DIAMANTI: NUOVA SENTENZA DEL TRIBUNALE DI LUCCA

7/09/20

 

 

Il Tribunale di Lucca con la sentenza n. 750/2020 del 4 Settembre, in linea con le precedenti pronunce, ha condannato nuovamente Banco BPM a restituire a favore di  un risparmiatore della Garfagnana   una somma pari alla differenza tra il prezzo pagato per l’acquisto dei diamanti ed il valore effettivo, stimato sulla base dei criteri derivanti dai listini Rapaport

La causa riguardava l’acquisto di diamanti presso la filiale di Banco Popolare, ora BPM di Piazza al Serchio, effettuati da numerosi risparmiatori, che poi si sono rivolti al tribunale, rappresentati e difesi dall’Avv. Francesco Giordano, dello Studio Lexopera nonché responsabile dell’ufficio legale di AECI Firenze. 

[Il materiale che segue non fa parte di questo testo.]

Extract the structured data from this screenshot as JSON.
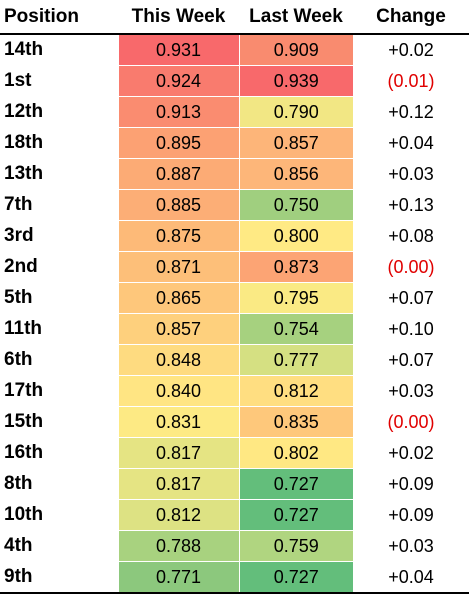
{
  "headers": {
    "position": "Position",
    "this_week": "This Week",
    "last_week": "Last Week",
    "change": "Change"
  },
  "colors": {
    "negative_text": "#e00000",
    "heat_high": "#f8696b",
    "heat_mid": "#ffeb84",
    "heat_low": "#63be7b"
  },
  "rows": [
    {
      "position": "14th",
      "this_week": "0.931",
      "last_week": "0.909",
      "change": "+0.02",
      "this_color": "#f8696b",
      "last_color": "#f98b6f",
      "negative": false
    },
    {
      "position": "1st",
      "this_week": "0.924",
      "last_week": "0.939",
      "change": "(0.01)",
      "this_color": "#f97b6e",
      "last_color": "#f8696b",
      "negative": true
    },
    {
      "position": "12th",
      "this_week": "0.913",
      "last_week": "0.790",
      "change": "+0.12",
      "this_color": "#fa8c70",
      "last_color": "#f2e784",
      "negative": false
    },
    {
      "position": "18th",
      "this_week": "0.895",
      "last_week": "0.857",
      "change": "+0.04",
      "this_color": "#fca173",
      "last_color": "#fdb579",
      "negative": false
    },
    {
      "position": "13th",
      "this_week": "0.887",
      "last_week": "0.856",
      "change": "+0.03",
      "this_color": "#fcab75",
      "last_color": "#fdb679",
      "negative": false
    },
    {
      "position": "7th",
      "this_week": "0.885",
      "last_week": "0.750",
      "change": "+0.13",
      "this_color": "#fcae76",
      "last_color": "#a0cf7f",
      "negative": false
    },
    {
      "position": "3rd",
      "this_week": "0.875",
      "last_week": "0.800",
      "change": "+0.08",
      "this_color": "#fdba78",
      "last_color": "#ffea84",
      "negative": false
    },
    {
      "position": "2nd",
      "this_week": "0.871",
      "last_week": "0.873",
      "change": "(0.00)",
      "this_color": "#fdbf79",
      "last_color": "#fca474",
      "negative": true
    },
    {
      "position": "5th",
      "this_week": "0.865",
      "last_week": "0.795",
      "change": "+0.07",
      "this_color": "#fec77b",
      "last_color": "#faea84",
      "negative": false
    },
    {
      "position": "11th",
      "this_week": "0.857",
      "last_week": "0.754",
      "change": "+0.10",
      "this_color": "#fed07d",
      "last_color": "#a6d17f",
      "negative": false
    },
    {
      "position": "6th",
      "this_week": "0.848",
      "last_week": "0.777",
      "change": "+0.07",
      "this_color": "#fedb80",
      "last_color": "#d5e082",
      "negative": false
    },
    {
      "position": "17th",
      "this_week": "0.840",
      "last_week": "0.812",
      "change": "+0.03",
      "this_color": "#ffe583",
      "last_color": "#ffde81",
      "negative": false
    },
    {
      "position": "15th",
      "this_week": "0.831",
      "last_week": "0.835",
      "change": "(0.00)",
      "this_color": "#fdea84",
      "last_color": "#fec87b",
      "negative": true
    },
    {
      "position": "16th",
      "this_week": "0.817",
      "last_week": "0.802",
      "change": "+0.02",
      "this_color": "#e5e483",
      "last_color": "#ffe883",
      "negative": false
    },
    {
      "position": "8th",
      "this_week": "0.817",
      "last_week": "0.727",
      "change": "+0.09",
      "this_color": "#e5e483",
      "last_color": "#63be7b",
      "negative": false
    },
    {
      "position": "10th",
      "this_week": "0.812",
      "last_week": "0.727",
      "change": "+0.09",
      "this_color": "#ddE283",
      "last_color": "#63be7b",
      "negative": false
    },
    {
      "position": "4th",
      "this_week": "0.788",
      "last_week": "0.759",
      "change": "+0.03",
      "this_color": "#a8d27f",
      "last_color": "#b0d580",
      "negative": false
    },
    {
      "position": "9th",
      "this_week": "0.771",
      "last_week": "0.727",
      "change": "+0.04",
      "this_color": "#8cc87d",
      "last_color": "#63be7b",
      "negative": false
    }
  ]
}
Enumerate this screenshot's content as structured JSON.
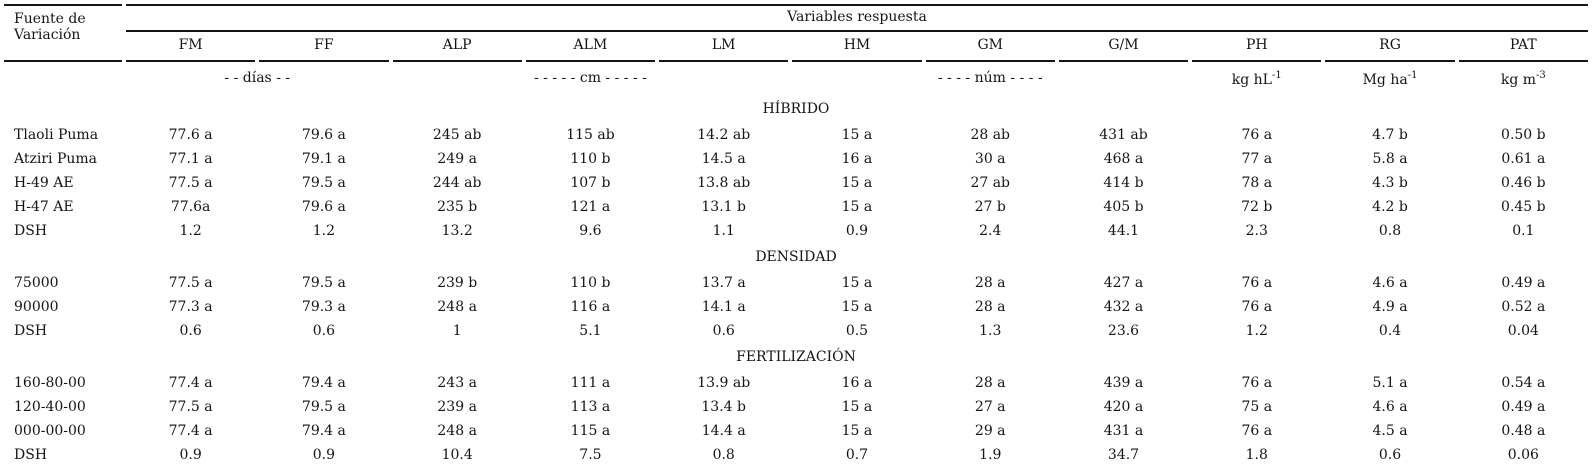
{
  "table": {
    "corner": {
      "line1": "Fuente de",
      "line2": "Variación"
    },
    "group_header": "Variables respuesta",
    "columns": [
      "FM",
      "FF",
      "ALP",
      "ALM",
      "LM",
      "HM",
      "GM",
      "G/M",
      "PH",
      "RG",
      "PAT"
    ],
    "units": {
      "dias": "- - días - -",
      "cm": "- - - - -  cm  - - - - -",
      "num": "- - - -  núm  - - - -",
      "ph": {
        "base": "kg hL",
        "sup": "-1"
      },
      "rg": {
        "base": "Mg ha",
        "sup": "-1"
      },
      "pat": {
        "base": "kg m",
        "sup": "-3"
      }
    },
    "sections": [
      {
        "title": "HÍBRIDO",
        "rows": [
          {
            "label": "Tlaoli Puma",
            "values": [
              "77.6 a",
              "79.6 a",
              "245 ab",
              "115 ab",
              "14.2 ab",
              "15 a",
              "28 ab",
              "431 ab",
              "76 a",
              "4.7 b",
              "0.50 b"
            ]
          },
          {
            "label": "Atziri Puma",
            "values": [
              "77.1 a",
              "79.1 a",
              "249 a",
              "110 b",
              "14.5 a",
              "16 a",
              "30 a",
              "468 a",
              "77 a",
              "5.8 a",
              "0.61 a"
            ]
          },
          {
            "label": "H-49 AE",
            "values": [
              "77.5 a",
              "79.5 a",
              "244 ab",
              "107 b",
              "13.8 ab",
              "15 a",
              "27 ab",
              "414 b",
              "78 a",
              "4.3 b",
              "0.46 b"
            ]
          },
          {
            "label": "H-47 AE",
            "values": [
              "77.6a",
              "79.6 a",
              "235 b",
              "121 a",
              "13.1 b",
              "15 a",
              "27 b",
              "405 b",
              "72 b",
              "4.2 b",
              "0.45 b"
            ]
          },
          {
            "label": "DSH",
            "values": [
              "1.2",
              "1.2",
              "13.2",
              "9.6",
              "1.1",
              "0.9",
              "2.4",
              "44.1",
              "2.3",
              "0.8",
              "0.1"
            ]
          }
        ]
      },
      {
        "title": "DENSIDAD",
        "rows": [
          {
            "label": "75000",
            "values": [
              "77.5 a",
              "79.5 a",
              "239 b",
              "110 b",
              "13.7 a",
              "15 a",
              "28 a",
              "427 a",
              "76 a",
              "4.6 a",
              "0.49 a"
            ]
          },
          {
            "label": "90000",
            "values": [
              "77.3 a",
              "79.3 a",
              "248 a",
              "116 a",
              "14.1 a",
              "15 a",
              "28 a",
              "432 a",
              "76 a",
              "4.9 a",
              "0.52 a"
            ]
          },
          {
            "label": "DSH",
            "values": [
              "0.6",
              "0.6",
              "1",
              "5.1",
              "0.6",
              "0.5",
              "1.3",
              "23.6",
              "1.2",
              "0.4",
              "0.04"
            ]
          }
        ]
      },
      {
        "title": "FERTILIZACIÓN",
        "rows": [
          {
            "label": "160-80-00",
            "values": [
              "77.4 a",
              "79.4 a",
              "243 a",
              "111 a",
              "13.9 ab",
              "16 a",
              "28 a",
              "439 a",
              "76 a",
              "5.1 a",
              "0.54 a"
            ]
          },
          {
            "label": "120-40-00",
            "values": [
              "77.5 a",
              "79.5 a",
              "239 a",
              "113 a",
              "13.4 b",
              "15 a",
              "27 a",
              "420 a",
              "75 a",
              "4.6 a",
              "0.49 a"
            ]
          },
          {
            "label": "000-00-00",
            "values": [
              "77.4 a",
              "79.4 a",
              "248 a",
              "115 a",
              "14.4 a",
              "15 a",
              "29 a",
              "431 a",
              "76 a",
              "4.5 a",
              "0.48 a"
            ]
          },
          {
            "label": "DSH",
            "values": [
              "0.9",
              "0.9",
              "10.4",
              "7.5",
              "0.8",
              "0.7",
              "1.9",
              "34.7",
              "1.8",
              "0.6",
              "0.06"
            ]
          }
        ]
      }
    ]
  }
}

Come in tutte le altre vicende il cliente era stato indotto dalla banca ad effettuare operazioni di acquisto di due diamanti, lasciati quindi in custodia presso la venditrice società “IDB S.p.a.” (Intermarket Diamond Business).

Il Tribunale di Lucca, ha ritenuto, anche questa volta, che deve ravvisarsi la responsabilità della banca, in via preliminare poiché é apparso subito evidente l’interesse dell’istituto alla conclusione dell’affare, giacché la Società Intermarket Diamond Business S.p.A., oggi fallita, garantiva alla stessa banca un corrispettivo per ciascuna segnalazione di potenziali clienti andata poi a buon fine. Inoltre, é emerso in via generale che diversi clienti avessero segnalato di essere stati indotti dal personale della Banca BPM ad effettuare l’acquisto delle pietre, con un ruolo attivo dello stesso personale, che illustrava e commentava i grafici prodotti dalla società IDB.

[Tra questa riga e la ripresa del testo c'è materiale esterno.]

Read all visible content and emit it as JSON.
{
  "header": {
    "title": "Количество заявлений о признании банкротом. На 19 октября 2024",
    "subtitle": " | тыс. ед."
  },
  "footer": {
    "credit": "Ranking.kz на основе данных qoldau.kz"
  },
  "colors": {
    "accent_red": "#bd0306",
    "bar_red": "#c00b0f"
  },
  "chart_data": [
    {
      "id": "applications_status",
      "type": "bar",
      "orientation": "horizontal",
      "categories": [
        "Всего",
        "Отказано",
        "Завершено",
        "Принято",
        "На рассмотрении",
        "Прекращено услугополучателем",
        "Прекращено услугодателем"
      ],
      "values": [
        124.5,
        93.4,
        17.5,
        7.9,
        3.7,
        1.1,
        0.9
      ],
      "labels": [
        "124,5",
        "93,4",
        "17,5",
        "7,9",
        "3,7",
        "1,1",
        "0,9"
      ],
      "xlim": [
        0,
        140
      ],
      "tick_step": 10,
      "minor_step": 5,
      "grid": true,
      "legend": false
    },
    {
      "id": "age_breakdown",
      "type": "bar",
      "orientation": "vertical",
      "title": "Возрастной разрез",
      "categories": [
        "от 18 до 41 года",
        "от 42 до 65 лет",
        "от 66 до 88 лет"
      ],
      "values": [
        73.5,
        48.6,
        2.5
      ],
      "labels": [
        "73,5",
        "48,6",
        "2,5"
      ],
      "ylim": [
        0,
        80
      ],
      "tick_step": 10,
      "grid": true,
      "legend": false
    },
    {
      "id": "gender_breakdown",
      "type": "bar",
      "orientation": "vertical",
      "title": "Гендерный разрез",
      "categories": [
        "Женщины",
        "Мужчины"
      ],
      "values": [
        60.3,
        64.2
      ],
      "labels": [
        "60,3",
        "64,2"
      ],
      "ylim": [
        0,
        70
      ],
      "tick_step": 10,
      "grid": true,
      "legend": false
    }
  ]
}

Inoltre, secondo il Giudice, risulta evidente che il valore dei
diamanti acquistati dal cliente era di gran lunga inferiore al prezzo effettivamente pagato, e che gravava in ogni caso sulla Banca l’obbligo di informare il cliente su detta circostanza :

Prosegue, ancora, il Giudice, segnalando che la Banca avrebbe dovuto in particolare segnalare al proprio cliente l’effettivo o utilizzo delle somme da questi versate, specificando quali importi e in quale misura sarebbero stati destinati a servizi e  oneri aggiuntivi rispetto al mero acquisto delle pietre e giustificare in tal modo al proprio cliente il prezzo da questi pagato alla società IDB 

Inoltre, il Giudice evidenzia che l’attività di segnalazione della Banca era remunerata da parte della società venditrice, parendo davvero probabile che parte del prezzo fosse destinato a coprire le spese della società attinenti alla remunerazione della banca.

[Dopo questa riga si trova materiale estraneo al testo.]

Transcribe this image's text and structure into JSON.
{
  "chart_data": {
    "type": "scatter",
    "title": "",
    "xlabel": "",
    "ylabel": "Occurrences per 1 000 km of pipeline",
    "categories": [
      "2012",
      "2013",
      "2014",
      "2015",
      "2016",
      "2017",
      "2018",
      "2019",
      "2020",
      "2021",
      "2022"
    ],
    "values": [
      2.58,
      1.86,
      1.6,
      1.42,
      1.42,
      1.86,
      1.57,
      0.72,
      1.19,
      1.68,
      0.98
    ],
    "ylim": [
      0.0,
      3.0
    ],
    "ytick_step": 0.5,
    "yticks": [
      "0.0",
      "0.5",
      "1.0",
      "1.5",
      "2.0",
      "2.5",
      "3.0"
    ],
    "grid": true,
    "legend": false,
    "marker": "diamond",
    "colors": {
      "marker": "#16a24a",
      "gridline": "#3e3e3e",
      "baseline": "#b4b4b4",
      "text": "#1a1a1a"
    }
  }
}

La decisione di condanna si fonda anche sulle risultanze contenute della relazione dell’Autorità Garante della Concorrenza e del Mercato che aveva sanzionato sia le banche che la società IDB  per la rappresentazione parziale, ingannevole e fuorviante dell’investimento in diamanti quale “bene rifugio”, per la rappresentazione del prezzo, qualificato come “quotazione di mercato” ma in realtà non corrispondente a tale concetto, per la rappresentazione, non oggettiva e non corrispondente alla realtà, dell’andamento del mercato dei diamanti e, infine, per la qualifica soggettivamente attribuita alla “IDB” di “leader del mercato”.

Il valore da corrispondere all’attore sarà, secondo detta ultima sentenza e  in linea con i precedenti sul punto, pari alla differenza tra la somma complessiva pagata ed il valore effettivo dei diamanti come emerso dalla produzione del listino Rapaport.